George Metesky kehrte in seine Heimatstadt Waterbury zurück. Ein Reporter stöberte ihn hier nach seiner Entlassung auf und führte ein Interview mit ihm. Metesky äußerte zwar, dass er inzwischen der Gewalt vollkommen abgeschworen habe. Aber gleichzeitig erklärte er auch, dass er nach wie vor Wut auf Consolidated Edison verspüre. Dennoch ließ er sich nie wieder etwas zuschulden kommen. Die letzten zwanzig Jahre seines Lebens verbrachte er völlig zurückgezogen in Waterbury, bevor er 1994 im Alter von 90 Jahren verstarb. Die Zeitungen nahmen keinerlei Notiz von seinem Tod.

Nachahmer

George Metesky selbst geriet in Vergessenheit, aber dafür fanden seine Taten Nachahmer.

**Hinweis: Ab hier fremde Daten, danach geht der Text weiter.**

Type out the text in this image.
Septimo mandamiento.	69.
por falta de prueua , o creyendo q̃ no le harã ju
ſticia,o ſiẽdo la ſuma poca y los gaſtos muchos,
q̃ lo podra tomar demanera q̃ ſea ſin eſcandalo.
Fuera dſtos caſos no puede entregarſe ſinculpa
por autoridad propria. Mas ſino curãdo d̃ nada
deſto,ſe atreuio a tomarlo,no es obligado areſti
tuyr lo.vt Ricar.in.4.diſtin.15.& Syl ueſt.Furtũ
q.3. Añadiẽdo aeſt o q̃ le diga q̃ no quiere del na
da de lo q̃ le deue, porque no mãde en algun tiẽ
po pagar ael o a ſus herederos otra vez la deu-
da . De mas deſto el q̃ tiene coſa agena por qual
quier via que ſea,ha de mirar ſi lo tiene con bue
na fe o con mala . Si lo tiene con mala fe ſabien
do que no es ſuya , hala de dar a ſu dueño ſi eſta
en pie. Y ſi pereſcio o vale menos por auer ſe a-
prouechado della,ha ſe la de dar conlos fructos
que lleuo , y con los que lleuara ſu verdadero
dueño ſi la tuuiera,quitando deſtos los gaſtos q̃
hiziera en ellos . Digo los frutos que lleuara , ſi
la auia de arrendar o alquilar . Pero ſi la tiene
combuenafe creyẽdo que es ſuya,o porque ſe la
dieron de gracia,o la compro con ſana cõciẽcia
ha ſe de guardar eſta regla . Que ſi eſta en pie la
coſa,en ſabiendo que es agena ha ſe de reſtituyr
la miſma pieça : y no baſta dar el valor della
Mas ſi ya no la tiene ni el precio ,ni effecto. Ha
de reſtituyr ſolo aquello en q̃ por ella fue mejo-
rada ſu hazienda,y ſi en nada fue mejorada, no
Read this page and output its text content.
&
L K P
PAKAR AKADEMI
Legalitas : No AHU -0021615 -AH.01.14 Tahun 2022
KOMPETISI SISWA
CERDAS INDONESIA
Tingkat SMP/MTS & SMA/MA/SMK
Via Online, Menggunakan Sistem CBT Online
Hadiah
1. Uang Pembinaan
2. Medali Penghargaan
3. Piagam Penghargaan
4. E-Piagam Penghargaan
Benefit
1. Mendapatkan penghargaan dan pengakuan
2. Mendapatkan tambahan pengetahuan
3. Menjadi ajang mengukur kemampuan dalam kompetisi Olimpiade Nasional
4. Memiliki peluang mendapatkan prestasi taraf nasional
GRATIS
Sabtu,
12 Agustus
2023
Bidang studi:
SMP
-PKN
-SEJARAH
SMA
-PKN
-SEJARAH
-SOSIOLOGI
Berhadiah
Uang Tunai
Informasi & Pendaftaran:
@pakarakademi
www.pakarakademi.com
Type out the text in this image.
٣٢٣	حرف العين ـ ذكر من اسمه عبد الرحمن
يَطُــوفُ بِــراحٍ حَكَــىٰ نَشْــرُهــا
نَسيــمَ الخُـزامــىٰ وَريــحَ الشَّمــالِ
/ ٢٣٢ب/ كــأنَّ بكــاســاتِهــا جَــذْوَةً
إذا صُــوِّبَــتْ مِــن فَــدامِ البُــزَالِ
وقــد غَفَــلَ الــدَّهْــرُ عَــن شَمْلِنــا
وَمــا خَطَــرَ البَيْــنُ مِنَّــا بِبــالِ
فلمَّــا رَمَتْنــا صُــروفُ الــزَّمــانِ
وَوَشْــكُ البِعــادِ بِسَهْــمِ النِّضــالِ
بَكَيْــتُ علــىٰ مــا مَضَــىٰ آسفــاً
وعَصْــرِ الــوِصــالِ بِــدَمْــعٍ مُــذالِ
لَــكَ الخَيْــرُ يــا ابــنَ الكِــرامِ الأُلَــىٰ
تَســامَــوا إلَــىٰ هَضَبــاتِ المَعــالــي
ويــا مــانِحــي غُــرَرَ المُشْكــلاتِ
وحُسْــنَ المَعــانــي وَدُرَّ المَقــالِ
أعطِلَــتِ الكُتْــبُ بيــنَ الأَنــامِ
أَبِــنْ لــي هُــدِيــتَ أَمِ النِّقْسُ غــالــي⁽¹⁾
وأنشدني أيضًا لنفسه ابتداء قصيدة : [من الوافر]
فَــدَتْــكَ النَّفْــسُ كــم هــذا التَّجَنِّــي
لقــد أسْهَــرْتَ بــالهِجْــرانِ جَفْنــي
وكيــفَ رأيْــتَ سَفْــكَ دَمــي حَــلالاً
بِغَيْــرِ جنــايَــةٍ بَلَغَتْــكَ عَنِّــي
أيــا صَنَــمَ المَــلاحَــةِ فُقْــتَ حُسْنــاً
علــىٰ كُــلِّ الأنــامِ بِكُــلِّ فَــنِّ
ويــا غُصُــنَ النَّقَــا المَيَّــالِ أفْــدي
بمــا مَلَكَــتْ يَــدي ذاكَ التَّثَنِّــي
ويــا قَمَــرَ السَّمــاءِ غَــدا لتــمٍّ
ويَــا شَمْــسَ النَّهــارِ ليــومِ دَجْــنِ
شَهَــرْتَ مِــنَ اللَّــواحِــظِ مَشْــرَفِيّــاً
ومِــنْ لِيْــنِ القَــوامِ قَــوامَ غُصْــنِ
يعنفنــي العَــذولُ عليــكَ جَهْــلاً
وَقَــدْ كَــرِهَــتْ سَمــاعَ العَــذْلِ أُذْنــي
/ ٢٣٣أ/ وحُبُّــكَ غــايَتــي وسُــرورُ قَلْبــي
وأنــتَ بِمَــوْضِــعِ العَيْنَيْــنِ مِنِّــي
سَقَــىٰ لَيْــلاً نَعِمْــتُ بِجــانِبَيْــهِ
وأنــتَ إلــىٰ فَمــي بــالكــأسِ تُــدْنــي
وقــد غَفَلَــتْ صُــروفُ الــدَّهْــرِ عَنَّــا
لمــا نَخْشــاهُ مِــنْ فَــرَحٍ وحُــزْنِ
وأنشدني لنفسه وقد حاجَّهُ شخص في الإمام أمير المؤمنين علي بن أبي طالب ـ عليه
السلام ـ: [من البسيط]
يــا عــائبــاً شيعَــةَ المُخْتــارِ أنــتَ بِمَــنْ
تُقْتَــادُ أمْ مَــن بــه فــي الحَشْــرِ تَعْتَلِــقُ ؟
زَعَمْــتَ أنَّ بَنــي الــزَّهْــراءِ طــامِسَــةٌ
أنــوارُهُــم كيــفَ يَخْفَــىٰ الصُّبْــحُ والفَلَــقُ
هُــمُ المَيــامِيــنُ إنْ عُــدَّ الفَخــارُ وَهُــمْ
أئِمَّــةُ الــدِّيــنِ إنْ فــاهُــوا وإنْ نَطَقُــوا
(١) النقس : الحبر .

Die Ermittler gehen davon aus, dass sowohl der »Unabomber« Ted Kaczynski als auch der Bombenattentäter Sam Melville und der Zodiac Killer sich den »Mad Bomber« zum Vorbild nahmen. Der Zodiac Killer beeinflusste vermutlich wiederum den »Son of Sam«-Killer David Berkowitz. Berkowitz und Melville sollten in den 1960ern und 1970ern neues Ungemach über New York und seine Bewohner bringen. George Metesky warf lange Schatten über die Millionenmetropole.